As flexography becomes a premier printing process, advances continue to be made in all aspects of the process. Interaction between manufacturers, suppliers and printers is a necessity in order for flexography to maintain its hold on its market shares in the printing industry, and the possibility to gain more. “As printing equipment and technology continue to get more sophisticated, ink manufacturers need to continue to work closely with the printers/converters and raw material vendors to develop an ink that will perform properly on the latest printing equipment as well as the printer’s/converter’s existing printing equipment,” said Scott Reese, sales manager, Premier Ink Systems. “The printing processes are faster and the anilox rollers continue to get finer. Also, the finished printed product continues to require more resistant properties than ever.”

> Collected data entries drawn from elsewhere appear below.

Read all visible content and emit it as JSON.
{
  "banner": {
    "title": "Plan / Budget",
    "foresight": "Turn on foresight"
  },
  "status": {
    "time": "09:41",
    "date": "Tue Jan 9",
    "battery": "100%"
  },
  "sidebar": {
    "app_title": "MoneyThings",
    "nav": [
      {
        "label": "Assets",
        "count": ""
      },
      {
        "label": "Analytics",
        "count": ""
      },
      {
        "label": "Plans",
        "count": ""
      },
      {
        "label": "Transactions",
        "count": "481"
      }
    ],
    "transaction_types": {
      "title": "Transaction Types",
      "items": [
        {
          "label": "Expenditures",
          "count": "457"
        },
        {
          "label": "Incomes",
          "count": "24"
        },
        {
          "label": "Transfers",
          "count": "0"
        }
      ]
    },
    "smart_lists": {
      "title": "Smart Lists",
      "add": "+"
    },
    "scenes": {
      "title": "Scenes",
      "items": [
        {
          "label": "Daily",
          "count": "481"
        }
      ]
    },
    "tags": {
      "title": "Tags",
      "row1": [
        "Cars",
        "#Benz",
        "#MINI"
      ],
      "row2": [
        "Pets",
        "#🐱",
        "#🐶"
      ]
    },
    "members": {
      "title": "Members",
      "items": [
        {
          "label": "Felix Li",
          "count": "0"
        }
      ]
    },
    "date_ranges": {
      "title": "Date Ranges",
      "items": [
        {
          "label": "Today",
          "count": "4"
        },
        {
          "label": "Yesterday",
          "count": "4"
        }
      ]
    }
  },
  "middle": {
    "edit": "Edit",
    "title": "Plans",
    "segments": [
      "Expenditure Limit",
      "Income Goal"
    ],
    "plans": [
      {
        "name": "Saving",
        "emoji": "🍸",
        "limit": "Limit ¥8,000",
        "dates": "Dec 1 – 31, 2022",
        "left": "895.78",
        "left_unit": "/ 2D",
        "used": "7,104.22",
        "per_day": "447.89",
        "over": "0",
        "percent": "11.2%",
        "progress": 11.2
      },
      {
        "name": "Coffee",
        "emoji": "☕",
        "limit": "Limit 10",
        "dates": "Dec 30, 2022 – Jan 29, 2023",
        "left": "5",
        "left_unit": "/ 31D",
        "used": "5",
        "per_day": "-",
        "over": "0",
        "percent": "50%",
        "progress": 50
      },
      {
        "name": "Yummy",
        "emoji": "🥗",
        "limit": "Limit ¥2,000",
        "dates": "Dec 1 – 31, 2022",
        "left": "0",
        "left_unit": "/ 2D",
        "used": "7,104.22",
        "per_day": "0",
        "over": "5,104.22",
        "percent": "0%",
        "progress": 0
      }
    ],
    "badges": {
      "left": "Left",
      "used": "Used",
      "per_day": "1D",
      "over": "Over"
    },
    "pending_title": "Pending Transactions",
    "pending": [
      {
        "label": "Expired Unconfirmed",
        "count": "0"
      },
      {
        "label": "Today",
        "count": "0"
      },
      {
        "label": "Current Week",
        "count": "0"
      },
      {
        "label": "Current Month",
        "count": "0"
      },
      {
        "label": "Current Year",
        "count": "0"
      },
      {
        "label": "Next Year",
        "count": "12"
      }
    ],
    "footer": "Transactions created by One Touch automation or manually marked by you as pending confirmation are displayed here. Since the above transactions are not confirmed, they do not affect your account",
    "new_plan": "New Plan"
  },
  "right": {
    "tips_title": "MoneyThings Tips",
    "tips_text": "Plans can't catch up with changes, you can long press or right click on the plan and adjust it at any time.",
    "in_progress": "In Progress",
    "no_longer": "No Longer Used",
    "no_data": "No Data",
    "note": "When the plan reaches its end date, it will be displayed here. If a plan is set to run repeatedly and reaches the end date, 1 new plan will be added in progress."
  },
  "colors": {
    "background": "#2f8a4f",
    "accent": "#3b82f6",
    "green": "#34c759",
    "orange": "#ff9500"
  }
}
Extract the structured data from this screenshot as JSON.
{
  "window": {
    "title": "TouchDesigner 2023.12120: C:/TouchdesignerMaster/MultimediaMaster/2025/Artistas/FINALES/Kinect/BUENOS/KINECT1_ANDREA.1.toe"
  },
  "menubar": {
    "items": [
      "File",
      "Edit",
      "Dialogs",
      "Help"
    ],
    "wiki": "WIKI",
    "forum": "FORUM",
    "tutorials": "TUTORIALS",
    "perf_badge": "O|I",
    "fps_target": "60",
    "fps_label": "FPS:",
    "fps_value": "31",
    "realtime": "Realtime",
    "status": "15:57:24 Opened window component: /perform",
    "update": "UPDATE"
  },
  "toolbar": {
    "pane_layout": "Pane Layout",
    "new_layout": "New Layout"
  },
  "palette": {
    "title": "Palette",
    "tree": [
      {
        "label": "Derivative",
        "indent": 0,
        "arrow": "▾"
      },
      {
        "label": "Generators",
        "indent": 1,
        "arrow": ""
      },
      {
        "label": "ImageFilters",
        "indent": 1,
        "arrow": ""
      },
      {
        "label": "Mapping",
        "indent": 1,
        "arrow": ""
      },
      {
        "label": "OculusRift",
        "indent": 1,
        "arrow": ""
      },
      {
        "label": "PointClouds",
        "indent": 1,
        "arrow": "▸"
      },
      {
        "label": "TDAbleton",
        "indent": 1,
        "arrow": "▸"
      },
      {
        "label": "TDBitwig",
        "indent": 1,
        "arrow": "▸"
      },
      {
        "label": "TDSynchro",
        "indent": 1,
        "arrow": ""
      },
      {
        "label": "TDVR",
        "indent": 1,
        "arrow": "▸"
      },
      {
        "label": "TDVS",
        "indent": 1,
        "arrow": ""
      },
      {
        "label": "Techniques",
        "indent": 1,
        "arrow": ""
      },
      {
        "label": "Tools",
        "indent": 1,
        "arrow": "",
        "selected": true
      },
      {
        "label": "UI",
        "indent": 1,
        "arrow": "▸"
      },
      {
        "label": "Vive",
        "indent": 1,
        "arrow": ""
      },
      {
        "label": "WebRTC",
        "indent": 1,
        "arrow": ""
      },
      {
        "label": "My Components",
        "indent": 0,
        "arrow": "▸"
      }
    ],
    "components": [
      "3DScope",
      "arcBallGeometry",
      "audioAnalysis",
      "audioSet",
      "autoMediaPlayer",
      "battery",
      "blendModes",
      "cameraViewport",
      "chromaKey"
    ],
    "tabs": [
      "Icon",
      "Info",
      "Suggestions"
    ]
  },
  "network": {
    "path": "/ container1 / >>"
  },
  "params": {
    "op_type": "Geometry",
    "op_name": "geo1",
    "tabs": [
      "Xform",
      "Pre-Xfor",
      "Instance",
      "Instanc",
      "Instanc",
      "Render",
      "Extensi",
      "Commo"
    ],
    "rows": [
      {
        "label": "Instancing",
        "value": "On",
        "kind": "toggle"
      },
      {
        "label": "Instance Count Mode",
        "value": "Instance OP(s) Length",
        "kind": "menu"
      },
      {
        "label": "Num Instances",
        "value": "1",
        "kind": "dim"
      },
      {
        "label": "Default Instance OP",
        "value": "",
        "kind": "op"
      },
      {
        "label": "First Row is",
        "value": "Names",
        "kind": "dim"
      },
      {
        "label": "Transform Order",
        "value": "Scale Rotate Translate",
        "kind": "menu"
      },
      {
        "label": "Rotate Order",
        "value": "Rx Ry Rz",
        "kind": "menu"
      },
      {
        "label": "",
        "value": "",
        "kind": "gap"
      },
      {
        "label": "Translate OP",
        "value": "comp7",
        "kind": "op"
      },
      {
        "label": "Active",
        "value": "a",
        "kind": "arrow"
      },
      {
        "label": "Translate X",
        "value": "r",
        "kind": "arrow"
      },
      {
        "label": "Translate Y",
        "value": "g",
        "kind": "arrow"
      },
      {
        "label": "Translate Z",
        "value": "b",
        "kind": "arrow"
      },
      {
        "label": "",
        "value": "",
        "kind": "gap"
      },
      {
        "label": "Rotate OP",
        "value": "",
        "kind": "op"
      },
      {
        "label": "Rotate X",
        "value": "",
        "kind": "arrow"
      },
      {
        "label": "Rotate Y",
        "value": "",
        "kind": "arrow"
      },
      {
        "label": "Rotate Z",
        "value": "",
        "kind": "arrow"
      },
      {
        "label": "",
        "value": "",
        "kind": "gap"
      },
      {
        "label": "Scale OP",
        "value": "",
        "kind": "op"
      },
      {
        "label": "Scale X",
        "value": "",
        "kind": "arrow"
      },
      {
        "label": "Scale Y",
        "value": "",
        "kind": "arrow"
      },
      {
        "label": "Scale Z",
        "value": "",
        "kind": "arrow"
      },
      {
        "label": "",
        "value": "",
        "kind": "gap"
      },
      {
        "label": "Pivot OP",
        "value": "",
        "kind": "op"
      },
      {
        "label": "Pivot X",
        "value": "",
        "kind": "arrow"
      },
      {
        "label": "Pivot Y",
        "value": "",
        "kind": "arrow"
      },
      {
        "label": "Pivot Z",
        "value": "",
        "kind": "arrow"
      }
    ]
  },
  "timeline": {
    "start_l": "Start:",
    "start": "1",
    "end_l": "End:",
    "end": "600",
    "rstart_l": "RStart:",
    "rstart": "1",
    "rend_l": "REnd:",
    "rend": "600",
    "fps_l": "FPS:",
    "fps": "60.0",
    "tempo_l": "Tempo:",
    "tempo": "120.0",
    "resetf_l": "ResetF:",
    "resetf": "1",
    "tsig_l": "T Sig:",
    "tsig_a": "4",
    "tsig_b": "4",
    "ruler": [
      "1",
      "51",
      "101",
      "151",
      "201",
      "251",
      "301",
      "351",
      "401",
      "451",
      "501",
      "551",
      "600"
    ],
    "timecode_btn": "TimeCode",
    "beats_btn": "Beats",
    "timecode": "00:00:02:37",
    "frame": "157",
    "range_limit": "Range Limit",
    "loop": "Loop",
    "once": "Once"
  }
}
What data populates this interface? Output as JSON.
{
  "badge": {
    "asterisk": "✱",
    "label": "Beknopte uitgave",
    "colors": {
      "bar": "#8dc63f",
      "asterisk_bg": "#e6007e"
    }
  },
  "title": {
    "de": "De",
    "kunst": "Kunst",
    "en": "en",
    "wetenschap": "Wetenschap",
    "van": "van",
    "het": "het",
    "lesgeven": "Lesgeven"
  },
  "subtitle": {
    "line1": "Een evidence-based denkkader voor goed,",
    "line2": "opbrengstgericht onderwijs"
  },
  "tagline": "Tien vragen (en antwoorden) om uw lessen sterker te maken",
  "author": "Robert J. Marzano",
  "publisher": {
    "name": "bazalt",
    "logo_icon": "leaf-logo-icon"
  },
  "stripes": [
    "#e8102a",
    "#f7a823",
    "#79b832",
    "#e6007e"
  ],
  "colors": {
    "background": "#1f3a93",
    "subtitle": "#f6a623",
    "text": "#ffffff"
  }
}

One of the biggest challenges facing ink manufacturers is drying times. “With new anilox rollers, the ink films are thinner so the inks have to be stronger and stay open longer for process printing so they do not dry on the plates,” said Mr. McLain
As advancements in flexography are made to put it on par with other printing processes, ink manufacturers predict flexography will become more popular in ink markets throughout the world. “Ten years ago, Europe was noted as a leader in flexo printing,” said Mr. Dowdell. “They had the advantage of a more disciplined approach and better training programs. North American printers then began to invest in state-of-the-art equipment and materials, and to stress quality printing. Although the flexo market is projected to grow at a healthy 7 to 8 percent in North America, greater opportunities for expansion are in Latin America, Asia, Eastern Europe and the Middle East.”
“Gravure is still the preferred printing process in Europe and in the Far East because equipment is in place,” said Mr. McLain. “Flexo is beginning to grow in Europe and the Pacific Rim, but it won’t be as prevalent there as it will in the U.S. for some time. Printers are used to gravure and they have the equipment. Gravure printers are beginning to supplement with flexo for such applications as folding carton.”Global growth potential will be related to advancements made in flexo’s performance. “Most of the packaging markets outside the U.S. have been dominated by gravure,” said Mr. Impastato. “As flexo improved its capabilities in terms of print quality, it was noticed in Europe. Increases in the level of quality and decreases in cost will continue to open up opportunities for flexo worldwide."